Beta Piscis Austrini

Observation data Epoch J2000.0 Equinox J2000.0 (ICRS)
- Constellation: Piscis Austrinus
- Right ascension: 22^{h} 31^{m} 30.33038^{s}
- Declination: −32° 20′ 45.8653″
- Apparent magnitude (V): +4.29

Characteristics
- Spectral type: A1 V
- U−B color index: +0.02
- B−V color index: +0.01

Astrometry
- Radial velocity (R_{v}): 5.5±0.5 km/s
- Proper motion (μ): RA: +59.12 mas/yr Dec.: −18.83 mas/yr
- Parallax (π): 22.84±0.21 mas
- Distance: 143 ± 1 ly (43.8 ± 0.4 pc)
- Absolute magnitude (M_{V}): 1.00

Details
- Mass: 2.20±0.03 M_{☉}
- Radius: 2.20±0.21 (equatorial) 1.75 (polar) R_{☉}
- Luminosity: 26.2+1.9 −2.4 L_{☉}
- Surface gravity (log g): 3.78+0.10 −0.13 (equatorial) 4.29±0.05 (polar) cgs
- Temperature: 8,275+317 −400 (equatorial) 10,300+200 −250 (polar) K
- Rotational velocity (v sin i): 26 km/s
- Age: 141+113 −49 Myr
- Other designations: Tiangang, β PsA, 17 Piscis Austrini, CD−32°17126, FK5 1592, HD 213398, HIP 111188, HR 8576, SAO 213883, WDS J22315-3221A

Database references
- SIMBAD: data

= Beta Piscis Austrini =

Star in the constellation Piscis Austrinus

Beta Piscis Austrini, also named Tiangang, is a star in the southern constellation of Piscis Austrinus that makes part of a binary star system. It is visible to the naked eye with an apparent visual magnitude of +4.29. Based upon an annual parallax shift of 22.84 mas as seen from the Earth, the star is located 143 light years from the Sun. These coordinates are a source of X-ray emission with a luminosity of 88.5e20 W, which is most likely coming from an external source.

==Nomenclature==
Beta Piscis Austrini is a Bayer designation that is Latinized from β Piscis Austrini, and abbreviated Beta PsA or β PsA.

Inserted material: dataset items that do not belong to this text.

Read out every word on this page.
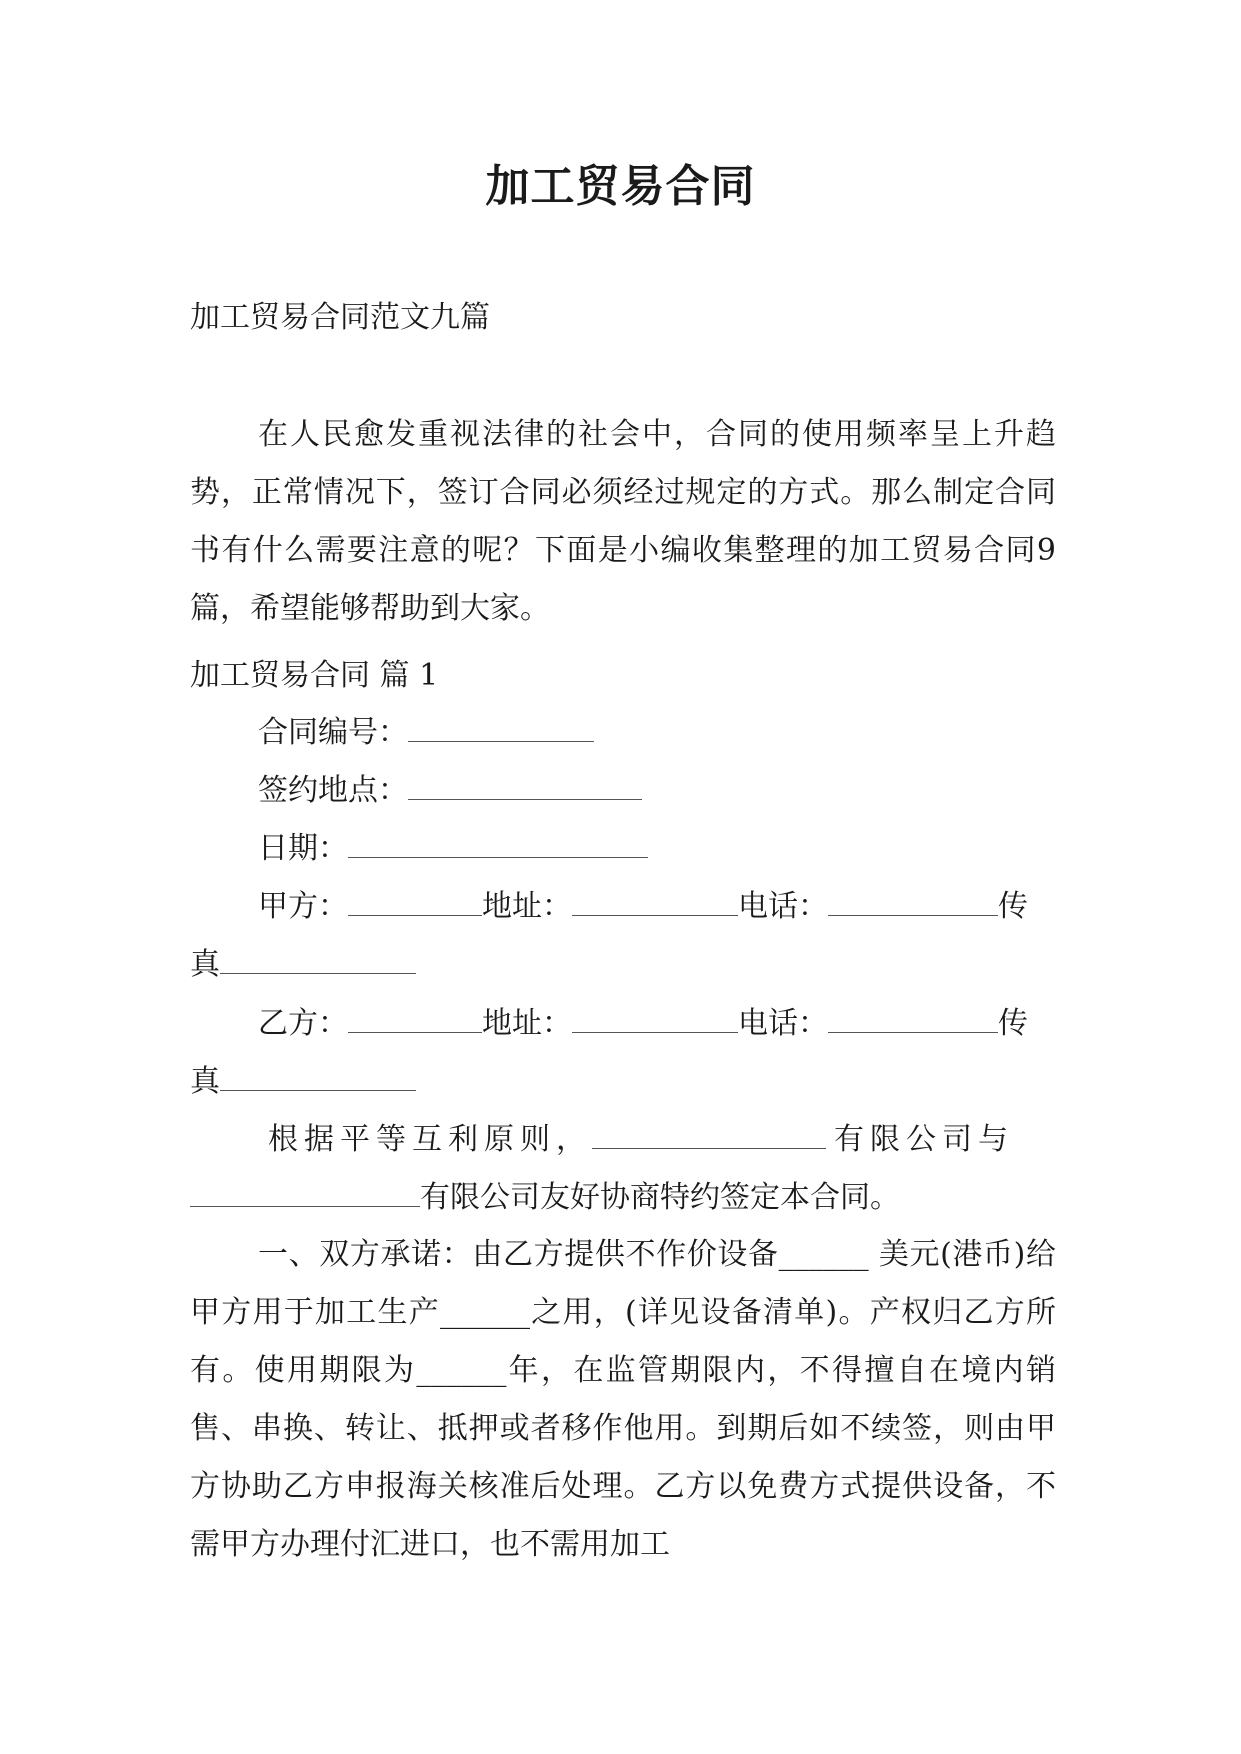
加工贸易合同
加工贸易合同范文九篇
在人民愈发重视法律的社会中，合同的使用频率呈上升趋势，正常情况下，签订合同必须经过规定的方式。那么制定合同书有什么需要注意的呢？下面是小编收集整理的加工贸易合同9篇，希望能够帮助到大家。
加工贸易合同 篇 1
合同编号：
签约地点：
日期：
甲方：	地址：	电话：	传
真
乙方：	地址：	电话：	传
真
根据平等互利原则，	有限公司与
有限公司友好协商特约签定本合同。
一、双方承诺：由乙方提供不作价设备______ 美元(港币)给甲方用于加工生产______之用，(详见设备清单)。产权归乙方所有。使用期限为______年，在监管期限内，不得擅自在境内销售、串换、转让、抵押或者移作他用。到期后如不续签，则由甲方协助乙方申报海关核准后处理。乙方以免费方式提供设备，不需甲方办理付汇进口，也不需用加工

In Chinese astronomy, Tiān Gāng (天綱, Celestial Rope) is a single-star asterism which represents ropes used to pitch tents. It has been identified with different stars over time, including Beta and Delta Piscis Austrini. R. H. Allen's Star Names (1899) described Tien Kang as including Beta, Delta, and Zeta. The IAU Working Group on Star Names approved the name Tiangang for Beta Piscis Austrini on 17 September 2026.

==Characteristics==
Beta Piscis Austrini is a white-hued A-type main sequence star with a stellar classification of A1 V. It has an estimated 2.20 times the mass of the Sun and spins with a rather slow projected rotational velocity of 26 km/s. However, the stellar equator is seen nearly pole-on, yielding an equatorial rotational velocity of 314±37 km/s. As a result of its fast rotation, it has an oval shape, with the equatorial circumference being 26±7 % longer than the polar circumference, as well as an equatorial temperature 20±4 % cooler than the polar temperature, due to gravity darkening. The star is radiating 26 times the solar luminosity from its photosphere.

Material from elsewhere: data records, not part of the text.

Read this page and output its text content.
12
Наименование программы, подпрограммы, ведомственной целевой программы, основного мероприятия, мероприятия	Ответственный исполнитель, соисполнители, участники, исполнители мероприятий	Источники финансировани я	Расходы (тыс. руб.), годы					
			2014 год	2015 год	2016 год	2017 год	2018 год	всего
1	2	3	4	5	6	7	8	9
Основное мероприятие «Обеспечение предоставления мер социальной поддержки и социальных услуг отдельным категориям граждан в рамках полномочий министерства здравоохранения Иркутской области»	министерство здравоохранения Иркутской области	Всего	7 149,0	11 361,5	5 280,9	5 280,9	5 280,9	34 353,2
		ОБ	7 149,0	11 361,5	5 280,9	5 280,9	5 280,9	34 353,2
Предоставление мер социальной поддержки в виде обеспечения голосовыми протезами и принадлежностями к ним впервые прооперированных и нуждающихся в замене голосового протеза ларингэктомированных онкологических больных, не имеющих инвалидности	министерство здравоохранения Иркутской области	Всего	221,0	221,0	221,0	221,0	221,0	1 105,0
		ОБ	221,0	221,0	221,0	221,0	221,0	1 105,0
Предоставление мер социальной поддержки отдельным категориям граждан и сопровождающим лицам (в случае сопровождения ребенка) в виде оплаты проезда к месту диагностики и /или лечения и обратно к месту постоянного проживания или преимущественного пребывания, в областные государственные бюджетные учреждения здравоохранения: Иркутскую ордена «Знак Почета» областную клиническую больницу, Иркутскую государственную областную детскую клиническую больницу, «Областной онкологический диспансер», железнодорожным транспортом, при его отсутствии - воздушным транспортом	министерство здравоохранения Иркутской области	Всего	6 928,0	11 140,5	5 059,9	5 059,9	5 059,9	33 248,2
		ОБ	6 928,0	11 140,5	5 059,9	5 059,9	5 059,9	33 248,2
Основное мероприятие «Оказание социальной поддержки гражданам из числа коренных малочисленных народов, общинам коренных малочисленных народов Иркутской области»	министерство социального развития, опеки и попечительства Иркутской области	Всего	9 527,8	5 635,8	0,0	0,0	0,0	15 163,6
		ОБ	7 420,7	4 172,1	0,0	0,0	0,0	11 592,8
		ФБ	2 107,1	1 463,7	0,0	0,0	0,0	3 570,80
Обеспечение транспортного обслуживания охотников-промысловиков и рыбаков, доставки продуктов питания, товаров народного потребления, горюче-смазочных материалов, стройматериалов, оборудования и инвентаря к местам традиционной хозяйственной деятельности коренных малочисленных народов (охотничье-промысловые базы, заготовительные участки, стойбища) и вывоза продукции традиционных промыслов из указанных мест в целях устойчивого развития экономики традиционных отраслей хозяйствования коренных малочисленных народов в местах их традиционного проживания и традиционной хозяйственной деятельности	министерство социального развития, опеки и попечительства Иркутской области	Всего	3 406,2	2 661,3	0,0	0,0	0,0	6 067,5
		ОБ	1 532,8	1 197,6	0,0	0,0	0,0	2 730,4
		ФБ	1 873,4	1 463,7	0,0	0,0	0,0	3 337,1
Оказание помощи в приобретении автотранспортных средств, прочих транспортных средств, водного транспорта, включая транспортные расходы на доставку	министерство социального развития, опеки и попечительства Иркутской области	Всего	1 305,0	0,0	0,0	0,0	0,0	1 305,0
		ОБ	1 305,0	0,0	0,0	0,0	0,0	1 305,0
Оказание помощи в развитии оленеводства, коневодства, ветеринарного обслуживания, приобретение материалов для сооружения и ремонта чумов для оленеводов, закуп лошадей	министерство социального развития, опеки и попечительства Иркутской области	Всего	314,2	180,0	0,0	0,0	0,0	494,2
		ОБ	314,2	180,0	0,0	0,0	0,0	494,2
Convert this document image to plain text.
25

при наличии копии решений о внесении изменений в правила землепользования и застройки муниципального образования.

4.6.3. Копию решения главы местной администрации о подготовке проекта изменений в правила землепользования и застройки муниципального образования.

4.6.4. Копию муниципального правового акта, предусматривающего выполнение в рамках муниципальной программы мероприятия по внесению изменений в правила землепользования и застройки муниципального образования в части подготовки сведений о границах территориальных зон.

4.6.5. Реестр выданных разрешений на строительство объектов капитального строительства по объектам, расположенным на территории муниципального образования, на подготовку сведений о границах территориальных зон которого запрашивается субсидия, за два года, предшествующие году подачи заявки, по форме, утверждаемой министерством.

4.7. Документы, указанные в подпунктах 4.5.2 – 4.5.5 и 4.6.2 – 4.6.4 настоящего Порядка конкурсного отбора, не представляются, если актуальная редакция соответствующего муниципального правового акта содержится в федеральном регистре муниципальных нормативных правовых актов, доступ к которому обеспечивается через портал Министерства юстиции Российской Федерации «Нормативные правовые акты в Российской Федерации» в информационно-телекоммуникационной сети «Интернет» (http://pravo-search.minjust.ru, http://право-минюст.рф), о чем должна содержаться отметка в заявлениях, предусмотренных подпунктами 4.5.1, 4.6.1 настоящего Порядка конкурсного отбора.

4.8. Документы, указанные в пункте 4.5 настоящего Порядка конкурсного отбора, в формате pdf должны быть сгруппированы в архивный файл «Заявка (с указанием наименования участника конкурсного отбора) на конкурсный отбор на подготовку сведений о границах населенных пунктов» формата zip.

The star is moving through the Galaxy at a speed of 14.4 km/s relative to the Sun. Its projected Galactic orbit carries it between 7328 pc and 8697 pc from the center of the Galaxy.

There is evidence for an infrared excess, indicating the presence of an orbiting debris disk. This has an estimated temperature of 188 K, indicating an orbital distance of 12 AU from the host star.

Beta Piscis Austrini has a proper motion companion named CD-32°17127, of apparent magnitude 7.04. It is a G-type main-sequence star of spectral class G1V, with 1.04 times the mass of the Sun, 1.03 times the Sun's radius, a luminosity 1.22 times solar and an effective temperature of 6000 K. This star is separated from β Piscis Austrini by 1,376 astronomical units.